Почему это бедное дитя вызвало у меня столь сильное негодование? Нет, не потому что рядом с ней я чувствовала себя великаншей, теперь почти все женщины ниже меня. Просто я ее боялась — боялась ее бледного огня и не знающей сомнений души, ее стремления к пуританизму и исступленной веры в правду; правду, которая, как она считала, открылась ей одной.

Но ничего не поделаешь, как кузины мы должны были держаться вместе.

— Леди Елизавета.

— Леди Джейн… Леди Екатерина. Мы, как три старых вдовушки, приветствовали друг друга с церемонной учтивостью, но без всякого чувства. Около них я заметила несколько девиц примерно нашего возраста. Я кивнула остальным.

— Вы не могли бы меня представить?

— Как будет угодно вашему высочеству. — Джейн скривила свой крохотный ротик и начала, будто отвечала урок, напирая на шипящие и свистящие:

— Ваша светлость, я полагаю, вы знакомы с Джейн Дормер.

Дормер. Я напряженно разглядывала узкое лицо, глядевшее на меня из глубокого реверанса. Дормер… Да, фамилия точно знакомая. В ее дерзком взгляде я уловила оттенок враждебности. И поняла почему. Ее мать была старшей фрейлиной Екатерины Арагонской и ревностной католичкой. У нее кровь порченая с самого рождения. Она не могла испытывать симпатии к отпрыску Анны Болейн, будь я даже ангелом во плоти.

— Мистрис Джейн… — Я присела лишь чуть-чуть, чтобы показать ей, что меня не волнует ее мнение обо мне, каким бы оно ни было.

Остальные четыре оказались дочерьми сэра Энтони Крука, друга королевы и знатока греческой словесности. Старшая, Милдред, выстроила сестер в ряд, и все четыре одновременно присели, как горошины в одном стручке. В отличие от постной Джейн, невзрачной Екатерины и презрительной Дормер простое, но приятное лицо Милдред лучилось умом и приветливостью, с ней единственной мне захотелось сойтись поближе.

Я знала, что королева поощряла ее занятия науками, как и мои, впрочем. И остальным она, наверное, тоже помогала. Вдруг я поняла, что мы все были для нее детьми, о которых она так мечтала и которых у нее теперь уже никогда не будет.

— Итак, — сказала я, стремясь показаться благодарной, — здесь, под крылышком у королевы, открывается школа ученых дев?

— Академия божественных наук, — вмешалась в разговор Джейн со своим безумным занудством, — где мы будем учить слово Божее и следовать ему во всех наших помыслах и поступках! Ибо Он всеведущ, и мы все проходим перед Его глазами. Ему открыты глубины наших сердец…

Боже милостивый! Она уже проповедует! Моим языком завладел бес озорства:

— У меня есть идея получше.

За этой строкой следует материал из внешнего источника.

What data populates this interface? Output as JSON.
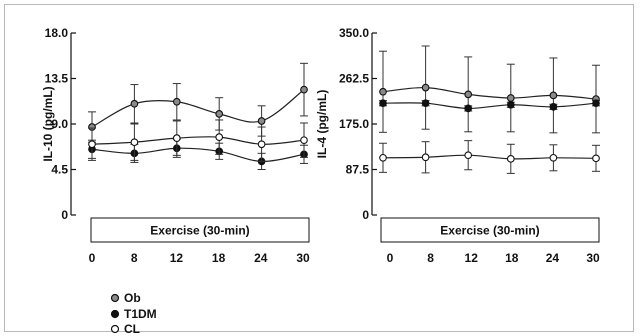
{
  "chart_data": [
    {
      "type": "line",
      "title": "",
      "ylabel": "IL-10 (pg/mL)",
      "xlabel": "",
      "box_label": "Exercise (30-min)",
      "ylim": [
        0,
        18.0
      ],
      "yticks": [
        "0",
        "4.5",
        "9.0",
        "13.5",
        "18.0"
      ],
      "ytick_values": [
        0,
        4.5,
        9.0,
        13.5,
        18.0
      ],
      "xticks": [
        "0",
        "8",
        "12",
        "18",
        "24",
        "30"
      ],
      "grid": false,
      "series": [
        {
          "name": "Ob",
          "marker": "gray",
          "values": [
            8.7,
            11.0,
            11.2,
            10.0,
            9.3,
            12.4
          ],
          "err": [
            1.5,
            1.9,
            1.8,
            1.6,
            1.5,
            2.6
          ]
        },
        {
          "name": "T1DM",
          "marker": "black",
          "values": [
            6.5,
            6.1,
            6.6,
            6.3,
            5.3,
            6.0
          ],
          "err": [
            0.9,
            0.9,
            0.9,
            0.8,
            0.8,
            0.9
          ]
        },
        {
          "name": "CL",
          "marker": "white",
          "values": [
            7.0,
            7.2,
            7.6,
            7.7,
            7.0,
            7.4
          ],
          "err": [
            1.6,
            1.8,
            1.7,
            1.7,
            1.7,
            1.7
          ]
        }
      ]
    },
    {
      "type": "line",
      "title": "",
      "ylabel": "IL-4 (pg/mL)",
      "xlabel": "",
      "box_label": "Exercise (30-min)",
      "ylim": [
        0,
        350.0
      ],
      "yticks": [
        "0",
        "87.5",
        "175.0",
        "262.5",
        "350.0"
      ],
      "ytick_values": [
        0,
        87.5,
        175.0,
        262.5,
        350.0
      ],
      "xticks": [
        "0",
        "8",
        "12",
        "18",
        "24",
        "30"
      ],
      "grid": false,
      "series": [
        {
          "name": "Ob",
          "marker": "gray",
          "values": [
            237,
            245,
            232,
            225,
            230,
            223
          ],
          "err": [
            78,
            80,
            72,
            65,
            72,
            65
          ]
        },
        {
          "name": "T1DM",
          "marker": "black",
          "values": [
            215,
            215,
            205,
            212,
            208,
            215
          ],
          "err": [
            5,
            5,
            5,
            5,
            5,
            5
          ]
        },
        {
          "name": "CL",
          "marker": "white",
          "values": [
            110,
            111,
            115,
            108,
            110,
            109
          ],
          "err": [
            28,
            30,
            28,
            28,
            25,
            25
          ]
        }
      ]
    }
  ],
  "legend": {
    "placement": "bottom-left",
    "items": [
      {
        "label": "Ob",
        "color": "#8a8a8a"
      },
      {
        "label": "T1DM",
        "color": "#111111"
      },
      {
        "label": "CL",
        "color": "#ffffff"
      }
    ]
  }
}
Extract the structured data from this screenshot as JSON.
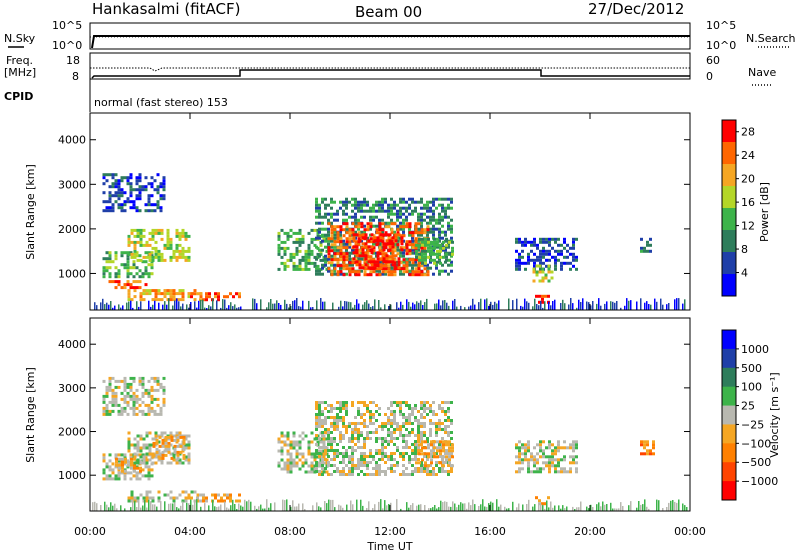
{
  "header": {
    "station": "Hankasalmi (fitACF)",
    "beam": "Beam 00",
    "date": "27/Dec/2012"
  },
  "summary": {
    "nsky_label": "N.Sky",
    "nsearch_label": "N.Search",
    "freq_label_line1": "Freq.",
    "freq_label_line2": "[MHz]",
    "nave_label": "Nave",
    "cpid_label": "CPID",
    "cpid_text": "normal (fast stereo) 153",
    "noise_ticks": [
      "10^5",
      "10^0"
    ],
    "freq_ticks": [
      "18",
      "8"
    ],
    "nave_ticks": [
      "60",
      "0"
    ]
  },
  "colors": {
    "power": [
      "#0000ff",
      "#1f3fa8",
      "#2e7d5b",
      "#3db34a",
      "#b4d628",
      "#f5a623",
      "#ff6600",
      "#ff0000"
    ],
    "velocity": [
      "#0000ff",
      "#1f3fa8",
      "#2e7d5b",
      "#3db34a",
      "#b8b8b0",
      "#f5a623",
      "#ff8000",
      "#ff4400",
      "#ff0000"
    ]
  },
  "chart_data": [
    {
      "type": "heatmap",
      "panel": "power",
      "xlabel": "Time UT",
      "ylabel": "Slant Range [km]",
      "xticks": [
        "00:00",
        "04:00",
        "08:00",
        "12:00",
        "16:00",
        "20:00",
        "00:00"
      ],
      "xlim": [
        0,
        24
      ],
      "ylim": [
        180,
        4600
      ],
      "yticks": [
        1000,
        2000,
        3000,
        4000
      ],
      "colorbar_label": "Power [dB]",
      "colorbar_ticks": [
        4,
        8,
        12,
        16,
        20,
        24,
        28
      ],
      "colorbar_range": [
        0,
        30
      ],
      "regions": [
        {
          "t0": 0.5,
          "t1": 3.0,
          "r0": 2400,
          "r1": 3250,
          "level": 1
        },
        {
          "t0": 0.5,
          "t1": 2.5,
          "r0": 900,
          "r1": 1500,
          "level": 3
        },
        {
          "t0": 1.5,
          "t1": 4.0,
          "r0": 1300,
          "r1": 2000,
          "level": 4
        },
        {
          "t0": 0.5,
          "t1": 2.2,
          "r0": 650,
          "r1": 850,
          "level": 6
        },
        {
          "t0": 1.5,
          "t1": 4.5,
          "r0": 400,
          "r1": 650,
          "level": 5
        },
        {
          "t0": 4.0,
          "t1": 6.0,
          "r0": 380,
          "r1": 580,
          "level": 6
        },
        {
          "t0": 7.5,
          "t1": 9.5,
          "r0": 1100,
          "r1": 2000,
          "level": 3
        },
        {
          "t0": 9.0,
          "t1": 14.5,
          "r0": 1000,
          "r1": 2700,
          "level": 2
        },
        {
          "t0": 9.5,
          "t1": 13.5,
          "r0": 1000,
          "r1": 2150,
          "level": 6
        },
        {
          "t0": 10.5,
          "t1": 12.5,
          "r0": 1100,
          "r1": 1900,
          "level": 7
        },
        {
          "t0": 13.0,
          "t1": 14.5,
          "r0": 1200,
          "r1": 1800,
          "level": 3
        },
        {
          "t0": 17.0,
          "t1": 19.5,
          "r0": 1100,
          "r1": 1800,
          "level": 1
        },
        {
          "t0": 17.7,
          "t1": 18.5,
          "r0": 800,
          "r1": 1200,
          "level": 4
        },
        {
          "t0": 17.8,
          "t1": 18.4,
          "r0": 380,
          "r1": 520,
          "level": 7
        },
        {
          "t0": 22.0,
          "t1": 22.5,
          "r0": 1500,
          "r1": 1800,
          "level": 2
        }
      ]
    },
    {
      "type": "heatmap",
      "panel": "velocity",
      "xlabel": "Time UT",
      "ylabel": "Slant Range [km]",
      "xticks": [
        "00:00",
        "04:00",
        "08:00",
        "12:00",
        "16:00",
        "20:00",
        "00:00"
      ],
      "xlim": [
        0,
        24
      ],
      "ylim": [
        180,
        4600
      ],
      "yticks": [
        1000,
        2000,
        3000,
        4000
      ],
      "colorbar_label": "Velocity [m s⁻¹]",
      "colorbar_ticks": [
        "1000",
        "500",
        "100",
        "25",
        "−25",
        "−100",
        "−500",
        "−1000"
      ],
      "regions": [
        {
          "t0": 0.5,
          "t1": 3.0,
          "r0": 2400,
          "r1": 3250,
          "level": 4
        },
        {
          "t0": 0.5,
          "t1": 2.5,
          "r0": 900,
          "r1": 1500,
          "level": 4
        },
        {
          "t0": 1.0,
          "t1": 2.0,
          "r0": 1100,
          "r1": 1400,
          "level": 5
        },
        {
          "t0": 1.5,
          "t1": 4.0,
          "r0": 1300,
          "r1": 2000,
          "level": 4
        },
        {
          "t0": 2.5,
          "t1": 3.8,
          "r0": 1400,
          "r1": 1900,
          "level": 5
        },
        {
          "t0": 1.5,
          "t1": 4.5,
          "r0": 400,
          "r1": 650,
          "level": 4
        },
        {
          "t0": 4.0,
          "t1": 6.0,
          "r0": 380,
          "r1": 580,
          "level": 5
        },
        {
          "t0": 7.5,
          "t1": 9.5,
          "r0": 1100,
          "r1": 2000,
          "level": 4
        },
        {
          "t0": 9.0,
          "t1": 14.5,
          "r0": 1000,
          "r1": 2700,
          "level": 4
        },
        {
          "t0": 13.0,
          "t1": 14.5,
          "r0": 1200,
          "r1": 1800,
          "level": 5
        },
        {
          "t0": 17.0,
          "t1": 19.5,
          "r0": 1100,
          "r1": 1800,
          "level": 4
        },
        {
          "t0": 17.8,
          "t1": 18.4,
          "r0": 380,
          "r1": 520,
          "level": 5
        },
        {
          "t0": 22.0,
          "t1": 22.5,
          "r0": 1500,
          "r1": 1800,
          "level": 6
        }
      ]
    }
  ]
}
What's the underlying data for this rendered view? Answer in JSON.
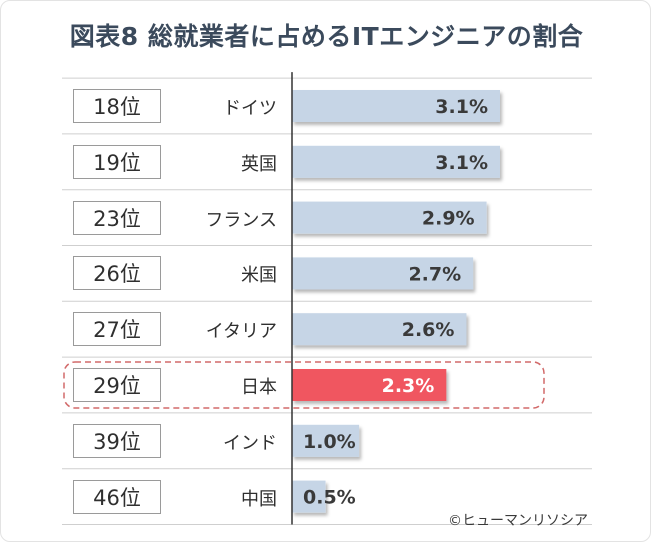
{
  "title": "図表8 総就業者に占めるITエンジニアの割合",
  "copyright": "©ヒューマンリソシア",
  "colors": {
    "bar_default": "#c6d5e6",
    "bar_highlight": "#f05660",
    "highlight_border": "#d26a6a",
    "title": "#3b4a5c"
  },
  "chart_data": {
    "type": "bar",
    "orientation": "horizontal",
    "title": "図表8 総就業者に占めるITエンジニアの割合",
    "categories": [
      "ドイツ",
      "英国",
      "フランス",
      "米国",
      "イタリア",
      "日本",
      "インド",
      "中国"
    ],
    "ranks": [
      "18位",
      "19位",
      "23位",
      "26位",
      "27位",
      "29位",
      "39位",
      "46位"
    ],
    "values": [
      3.1,
      3.1,
      2.9,
      2.7,
      2.6,
      2.3,
      1.0,
      0.5
    ],
    "labels": [
      "3.1%",
      "3.1%",
      "2.9%",
      "2.7%",
      "2.6%",
      "2.3%",
      "1.0%",
      "0.5%"
    ],
    "unit": "%",
    "highlight": "日本",
    "xlim": [
      0,
      3.5
    ]
  }
}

Почему бы нам не устроить суд любви, как когда-то во Франции?..

Праведную Джейн будто иголкой укололи — такими круглыми глазами она на меня уставилась.

— Завести себе поэтов и трубадуров, — тараторила я, — чтобы пели о любви, пока нам не надоест их слушать? И выбирать возлюбленных свободно, как королевы старого Прованса, чтобы только они нам нравились, а остальное неважно?

Джейн, Екатерина, Дормер, Милдред и все остальные вытаращились на меня, как кролики, застигнутые лучом фонаря. За спиной я слышала перешептывание прислуги, накрывавшей ужин, но мне было на них наплевать. Стоящая рядом со мной Кэт встревоженно дергала меня за рукав — я только отмахнулась. Мне нравилось дразнить эту пуританскую скромницу Джейн, и я ничего не могла с собой поделать.

— Скажите, Джейн, и вы, Екатерина, правда, мы славно повеселимся, когда будем судьями на суде любви? — Я от души потешалась, глядя на разинутый рот Екатерины и испуганные глаза остальных. — Если бы я была королевой…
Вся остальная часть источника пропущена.